A useful property of a transformer is that you can phrase a sequential application of transformers as yet another transformer:
var fullTransformer = transformer1.Append(transformer2).Append(transformer3);
We utilize this property a lot in ML.NET: typically, the trained ML.NET model is a 'chain of transformers', which is, for all intents and purposes, a transformer.
The data reader is ML.NET component to 'create' data: it takes an instance of T
and returns data out of it.
Here's the exact interface of IDataReader<T>
:
public interface IDataReader<in TSource>
{
IDataView Read(TSource input);
ISchema GetOutputSchema();
}
As you can see, the reader is capable of reading data (potentially multiple times, and from different 'inputs'), but the resulting data will always have the same schema, denoted by GetOutputSchema
.
An interesting property to note is that you can create a new data reader by 'attaching' a transformer to an existing data reader. This way you can have 'reader' with transformation behavior baked in:
var newReader = reader.Append(transformer1).Append(transformer2)
Another similarity to transformers is that, since data is lazily evaluated, readers are lazy: no (or minimal) actual 'reading' happens when you call dataReader.Read()
: only when a cursor is requested on the resulting data does the reader begin to work.
The estimator is an object that learns from data. The result of the learning is a transformer.
Here is the interface of IEstimator<T>
:
public interface IEstimator<out TTransformer>
where TTransformer : ITransformer
{
TTransformer Fit(IDataView input);
SchemaShape GetOutputSchema(SchemaShape inputSchema);
}
You can easily imagine how a sequence of estimators can be phrased as an estimator of its own. In ML.NET, we rely on this property to create 'learning pipelines' that chain together different estimators:
var env = new LocalEnvironment(); // Initialize the ML.NET environment.
var estimator = new ConcatEstimator(env, "Features", "SepalLength", "SepalWidth", "PetalLength", "PetalWidth")
.Append(new ToKeyEstimator(env, "Label"))
.Append(new SdcaMultiClassTrainer(env, "Features", "Label")) // This is the actual 'machine learning algorithm'.
.Append(new ToValueEstimator(env, "PredictedLabel"));
var endToEndModel = estimator.Fit(data); // This now contains all the transformers that were used at training.
One important property of estimators is that estimators are eager, not lazy: every call to Fit
is causing 'learning' to happen, which is potentially a time-consuming operation.
The prediction function can be seen as a machine that applies a transformer to one 'row', such as at prediction time.
Once we obtain the model (which is a transformer that we either trained via Fit()
, or loaded from somewhere), we can use it to make 'predictions' using the normal calls to model.Transform(data)
. However, when we use this model in a real life scenario, we often don't have a whole 'batch' of examples to predict on.
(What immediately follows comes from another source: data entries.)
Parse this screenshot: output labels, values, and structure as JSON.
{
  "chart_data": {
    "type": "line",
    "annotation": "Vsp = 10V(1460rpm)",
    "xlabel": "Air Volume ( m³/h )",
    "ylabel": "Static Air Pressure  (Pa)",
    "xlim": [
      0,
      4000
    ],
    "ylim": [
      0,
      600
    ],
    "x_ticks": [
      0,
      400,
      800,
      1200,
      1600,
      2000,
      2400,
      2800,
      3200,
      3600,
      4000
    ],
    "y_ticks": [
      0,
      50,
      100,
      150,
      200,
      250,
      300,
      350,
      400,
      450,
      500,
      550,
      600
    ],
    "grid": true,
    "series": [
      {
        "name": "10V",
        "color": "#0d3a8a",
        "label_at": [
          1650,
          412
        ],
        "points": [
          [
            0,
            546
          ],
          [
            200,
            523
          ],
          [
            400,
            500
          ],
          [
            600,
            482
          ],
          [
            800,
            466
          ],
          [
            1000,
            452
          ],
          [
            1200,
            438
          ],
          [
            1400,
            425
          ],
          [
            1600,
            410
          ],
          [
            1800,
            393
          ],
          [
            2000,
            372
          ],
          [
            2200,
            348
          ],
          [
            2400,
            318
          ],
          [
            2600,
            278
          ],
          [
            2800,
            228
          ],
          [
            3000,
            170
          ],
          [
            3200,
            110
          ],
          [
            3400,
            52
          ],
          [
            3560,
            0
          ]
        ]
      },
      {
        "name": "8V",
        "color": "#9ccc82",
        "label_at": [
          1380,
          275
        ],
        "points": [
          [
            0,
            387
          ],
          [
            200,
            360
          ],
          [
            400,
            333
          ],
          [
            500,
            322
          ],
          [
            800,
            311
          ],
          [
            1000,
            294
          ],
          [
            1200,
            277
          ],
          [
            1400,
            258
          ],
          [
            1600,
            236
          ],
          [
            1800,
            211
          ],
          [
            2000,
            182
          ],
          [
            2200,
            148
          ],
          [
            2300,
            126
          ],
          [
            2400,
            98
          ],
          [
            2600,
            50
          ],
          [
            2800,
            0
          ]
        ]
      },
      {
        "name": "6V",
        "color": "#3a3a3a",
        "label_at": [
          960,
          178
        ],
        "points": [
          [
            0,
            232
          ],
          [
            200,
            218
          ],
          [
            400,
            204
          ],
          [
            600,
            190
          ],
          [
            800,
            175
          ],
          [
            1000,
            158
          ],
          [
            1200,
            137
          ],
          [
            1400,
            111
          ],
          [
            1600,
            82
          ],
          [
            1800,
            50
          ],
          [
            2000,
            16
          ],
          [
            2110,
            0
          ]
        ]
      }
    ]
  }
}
Instead, we have one example at a time, and we need to make timely predictions on them immediately.
Of course, we can reduce this to the batch prediction:
- Create a data view with exactly one row.
- Call
model.Transform(data)
to obtain the 'predicted data view'. - Get a cursor over the resulting data.
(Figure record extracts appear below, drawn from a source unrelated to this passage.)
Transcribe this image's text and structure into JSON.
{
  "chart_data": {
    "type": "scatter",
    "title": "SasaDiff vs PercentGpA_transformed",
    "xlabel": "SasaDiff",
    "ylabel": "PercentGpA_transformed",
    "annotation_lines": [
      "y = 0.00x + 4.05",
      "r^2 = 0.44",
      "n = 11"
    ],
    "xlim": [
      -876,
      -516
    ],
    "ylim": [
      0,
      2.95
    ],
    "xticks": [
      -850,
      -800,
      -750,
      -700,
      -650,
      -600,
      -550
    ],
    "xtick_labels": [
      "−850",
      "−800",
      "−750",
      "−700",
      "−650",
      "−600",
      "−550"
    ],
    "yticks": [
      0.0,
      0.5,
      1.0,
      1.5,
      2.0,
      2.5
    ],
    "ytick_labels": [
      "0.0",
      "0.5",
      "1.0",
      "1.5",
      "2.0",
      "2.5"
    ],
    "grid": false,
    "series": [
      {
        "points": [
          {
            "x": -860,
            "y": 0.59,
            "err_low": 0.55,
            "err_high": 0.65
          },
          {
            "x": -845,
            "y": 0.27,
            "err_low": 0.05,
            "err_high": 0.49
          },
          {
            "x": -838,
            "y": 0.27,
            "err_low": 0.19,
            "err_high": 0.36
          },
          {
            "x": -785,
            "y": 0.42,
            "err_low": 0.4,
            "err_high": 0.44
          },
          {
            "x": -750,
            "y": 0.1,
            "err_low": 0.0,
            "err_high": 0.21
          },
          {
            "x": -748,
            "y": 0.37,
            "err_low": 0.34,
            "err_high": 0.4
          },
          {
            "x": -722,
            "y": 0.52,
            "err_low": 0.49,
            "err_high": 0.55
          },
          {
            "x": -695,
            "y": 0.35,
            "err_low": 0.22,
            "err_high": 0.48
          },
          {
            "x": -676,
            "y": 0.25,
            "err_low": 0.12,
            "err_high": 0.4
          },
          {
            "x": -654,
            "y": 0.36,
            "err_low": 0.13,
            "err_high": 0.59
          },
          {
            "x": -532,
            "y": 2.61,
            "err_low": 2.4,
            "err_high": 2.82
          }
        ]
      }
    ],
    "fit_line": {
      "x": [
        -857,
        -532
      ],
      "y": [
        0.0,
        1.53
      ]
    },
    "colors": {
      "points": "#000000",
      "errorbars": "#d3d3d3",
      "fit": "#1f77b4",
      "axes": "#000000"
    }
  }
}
- Advance the cursor one step to get to the first (and only) row.
- Extract the predicted values out of it.
The above algorithm can be implemented using the schema comprehension, with two user-defined objects InputExample
and OutputPrediction
as follows:
var inputData = env.CreateDataView(new InputExample[] { example });
var outputData = model.Transform(inputData);
var output = outputData.AsDynamic.AsEnumerable<OutputPrediction>(env, reuseRowObject: false).Single();
But this would be cumbersome, and would incur performance costs.
Instead, we have a 'prediction function' object that performs the same work, but faster and more convenient, via an extension method MakePredictionFunction
:
var predictionFunc = model.MakePredictionFunction<InputExample, OutputPrediction>(env);
var output = predictionFunc.Predict(example);
The same predictionFunc
can (and should!) be used multiple times, thus amortizing the initial cost of MakePredictionFunction
call.
The prediction function is not re-entrant / thread-safe: if you want to conduct predictions simultaneously with multiple threads, you need to have a prediction function per thread.